Assassinats, églises attaquées, pression quotidienne : les persécutions des chrétiens ont augmenté en 2018 dans le monde pour la sixième année consécutive, affirme l'ONG Portes ouvertes à l'occasion de la publication de son «index» annuel, le 16 janvier.
Cette organisation protestante suit la situation dans 50 pays où les chrétiens subissent à la fois des violences, allant parfois jusqu'au meurtre, mais aussi une oppression ou une discrimination quotidienne, plus discrète.

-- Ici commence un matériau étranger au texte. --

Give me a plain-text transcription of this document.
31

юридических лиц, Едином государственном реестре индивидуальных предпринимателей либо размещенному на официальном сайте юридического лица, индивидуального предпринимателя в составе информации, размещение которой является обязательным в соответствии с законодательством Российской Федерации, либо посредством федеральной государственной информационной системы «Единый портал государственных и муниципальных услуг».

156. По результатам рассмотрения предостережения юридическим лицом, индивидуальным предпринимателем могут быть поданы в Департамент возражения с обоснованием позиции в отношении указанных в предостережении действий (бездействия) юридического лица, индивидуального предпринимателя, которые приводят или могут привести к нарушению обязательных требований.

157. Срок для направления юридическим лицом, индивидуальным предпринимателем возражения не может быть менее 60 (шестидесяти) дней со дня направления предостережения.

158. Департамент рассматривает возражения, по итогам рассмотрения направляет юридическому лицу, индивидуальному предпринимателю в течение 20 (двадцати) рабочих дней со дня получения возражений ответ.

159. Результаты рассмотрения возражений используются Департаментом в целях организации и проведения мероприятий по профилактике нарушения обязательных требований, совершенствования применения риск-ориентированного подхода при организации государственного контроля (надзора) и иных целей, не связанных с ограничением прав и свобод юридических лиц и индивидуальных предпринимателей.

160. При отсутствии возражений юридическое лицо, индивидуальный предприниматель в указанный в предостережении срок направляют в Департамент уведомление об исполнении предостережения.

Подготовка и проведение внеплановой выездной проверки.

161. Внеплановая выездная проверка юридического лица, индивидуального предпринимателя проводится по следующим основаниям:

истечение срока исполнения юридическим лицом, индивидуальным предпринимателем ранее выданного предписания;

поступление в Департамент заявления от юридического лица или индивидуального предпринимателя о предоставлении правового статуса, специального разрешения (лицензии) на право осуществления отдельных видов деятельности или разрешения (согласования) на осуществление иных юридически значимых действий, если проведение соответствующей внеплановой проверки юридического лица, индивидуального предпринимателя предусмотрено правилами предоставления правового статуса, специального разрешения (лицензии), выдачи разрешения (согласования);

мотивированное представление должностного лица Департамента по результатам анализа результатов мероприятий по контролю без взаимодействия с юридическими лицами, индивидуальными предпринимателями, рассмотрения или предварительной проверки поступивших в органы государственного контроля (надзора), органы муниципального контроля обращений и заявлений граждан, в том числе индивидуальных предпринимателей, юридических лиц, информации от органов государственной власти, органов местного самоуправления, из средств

Au total, 245 millions de chrétiens — catholiques, orthodoxes, protestants, baptistes, évangéliques, pentecôtistes, chrétiens expatriés, convertis — sont persécutés, soit «un chrétien sur 9», selon l'organisation, alors qu'il y a un an, ce chiffre atteignant 1 sur 12.

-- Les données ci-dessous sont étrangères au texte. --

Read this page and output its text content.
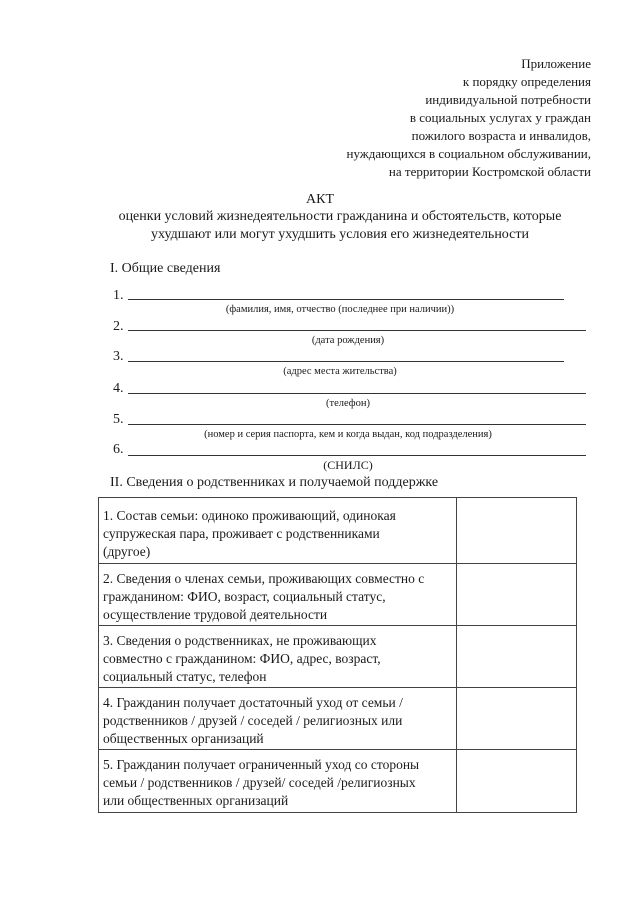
Приложение
к порядку определения
индивидуальной потребности
в социальных услугах у граждан
пожилого возраста и инвалидов,
нуждающихся в социальном обслуживании,
на территории Костромской области
АКТ
оценки условий жизнедеятельности гражданина и обстоятельств, которые
ухудшают или могут ухудшить условия его жизнедеятельности
I. Общие сведения
1.
(фамилия, имя, отчество (последнее при наличии))
2.
(дата рождения)
3.
(адрес места жительства)
4.
(телефон)
5.
(номер и серия паспорта, кем и когда выдан, код подразделения)
6.
(СНИЛС)
II. Сведения о родственниках и получаемой поддержке
1. Состав семьи: одиноко проживающий, одинокая
супружеская пара, проживает с родственниками
(другое)
2. Сведения о членах семьи, проживающих совместно с
гражданином: ФИО, возраст, социальный статус,
осуществление трудовой деятельности
3. Сведения о родственниках, не проживающих
совместно с гражданином: ФИО, адрес, возраст,
социальный статус, телефон
4. Гражданин получает достаточный уход от семьи /
родственников / друзей / соседей / религиозных или
общественных организаций
5. Гражданин получает ограниченный уход со стороны
семьи / родственников / друзей/ соседей /религиозных
или общественных организаций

Le nombre de chrétiens tués est passé de 3 066 à 4 305 entre novembre 2017 et octobre 2018, soit une hausse de 40%. «L’index révèle une persécution contre les minorités chrétiennes qui s’accroît d’année en année. En 2018 cela continue», écrit Michel Varton, directeur de Portes ouvertes.
«Ce qui est frappant, c'est que l'Afrique est devenue le foyer de la violence contre les chrétiens, avec 4 165 tués». Le Nigeria compte à lui seul 3 731 morts sur son sol [contre 2 000 en 2017], affirme-t-il auprès de l'AFP.

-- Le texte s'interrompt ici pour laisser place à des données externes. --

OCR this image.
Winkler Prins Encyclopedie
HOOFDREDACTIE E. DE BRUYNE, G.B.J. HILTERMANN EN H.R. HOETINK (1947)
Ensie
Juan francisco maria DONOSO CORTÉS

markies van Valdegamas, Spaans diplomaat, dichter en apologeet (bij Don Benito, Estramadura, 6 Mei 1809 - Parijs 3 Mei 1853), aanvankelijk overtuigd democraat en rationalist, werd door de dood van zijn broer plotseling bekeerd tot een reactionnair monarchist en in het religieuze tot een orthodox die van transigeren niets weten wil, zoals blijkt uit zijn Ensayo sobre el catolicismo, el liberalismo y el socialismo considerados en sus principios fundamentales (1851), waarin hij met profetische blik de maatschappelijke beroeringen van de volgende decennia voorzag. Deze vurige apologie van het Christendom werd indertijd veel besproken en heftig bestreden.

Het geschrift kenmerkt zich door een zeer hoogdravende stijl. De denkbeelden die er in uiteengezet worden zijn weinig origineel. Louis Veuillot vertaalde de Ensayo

Ce pays fait face à une double menace, celle du groupe djihadiste Boko Haram qui est «de plus en plus violent», et celle des «éleveurs Peuls, qui descendent vers le sud du pays et attaquent systématiquement les villages chrétiens».
Pour autant, c'est la Corée du Nord, qui figure à nouveau, comme les années précédentes, en tête de ce classement annuel, même s'il n'est pas possible de connaître, faute de «données fiables», le nombre de morts dans ce pays. L'ONG relève que «des dizaines de milliers de chrétiens [y] sont enfermés dans des camps de travaux forcés».
Suivent l'Afghanistan, la Somalie, la Libye, le Pakistan, le Soudan, l’Erythrée, le Yemen, l'Iran, l'Inde, la Syrie, des pays classés en «persécution extrême» par l'ONG.
Eglises fermées en Algérie
L'ONG estime que «l’extrémisme islamique», de «l’Afrique au Moyen-Orient en passant par l’Asie», est «dans 38 des 50 pays de l’index, un facteur important de persécution des chrétiens».
Autres chiffres de cet index : en un an, «le nombre d’églises ciblées fermées, attaquées, endommagées, incendiées [...] a presque doublé, passant de 793 à 1 847», tandis que «le nombre de chrétiens détenus passe de 1 905 à 3 150» dans la même période.
Parmi les pays sur lesquels l'ONG entend alerter l'opinion figure l'Algérie, où «depuis novembre 2017, des comités représentant les autorités algériennes visitent les églises de l’EPA [Eglise Protestante d’Algérie] sous prétexte d'inspection sanitaire, amenant la fermeture de plusieurs d’entre elles», décrit-elle .
«On vit toujours dans une situation où peut-être demain [elles] viennent avec un ordre pour fermer l’église», a confié à l'AFP Youssef Ourahmane, pasteur algérien et vice-président de l'EPA, qui dit avoir été visé par plusieurs tentatives d'assassinat en raison de sa religion. «Ils veulent nous étouffer. Nous mettre toujours dans la crainte».
L'ONG pointe également du doigt la Chine, qui «malmène la liberté religieuse» et où la situation s'est fortement «détériorée» : dans ce pays, qui compte 100 millions de chrétiens, «la persécution étatique était jusqu'à l’année dernière encore circonscrite à certaines provinces» mais elle «est désormais en passe de devenir un phénomène national». Au total, le nombre de chrétiens détenus et d'églises ciblées en Chine a été multiplié par 10 en un an.
Portes ouvertes, partenaire d'Open Doors international [qui agit dans 60 pays], prévient par ailleurs que ses chiffres, qui ne concernent que les assassinats «prouvés de manière certaine» sur la foi d'informations recoupées, sont «en dessous de la réalité».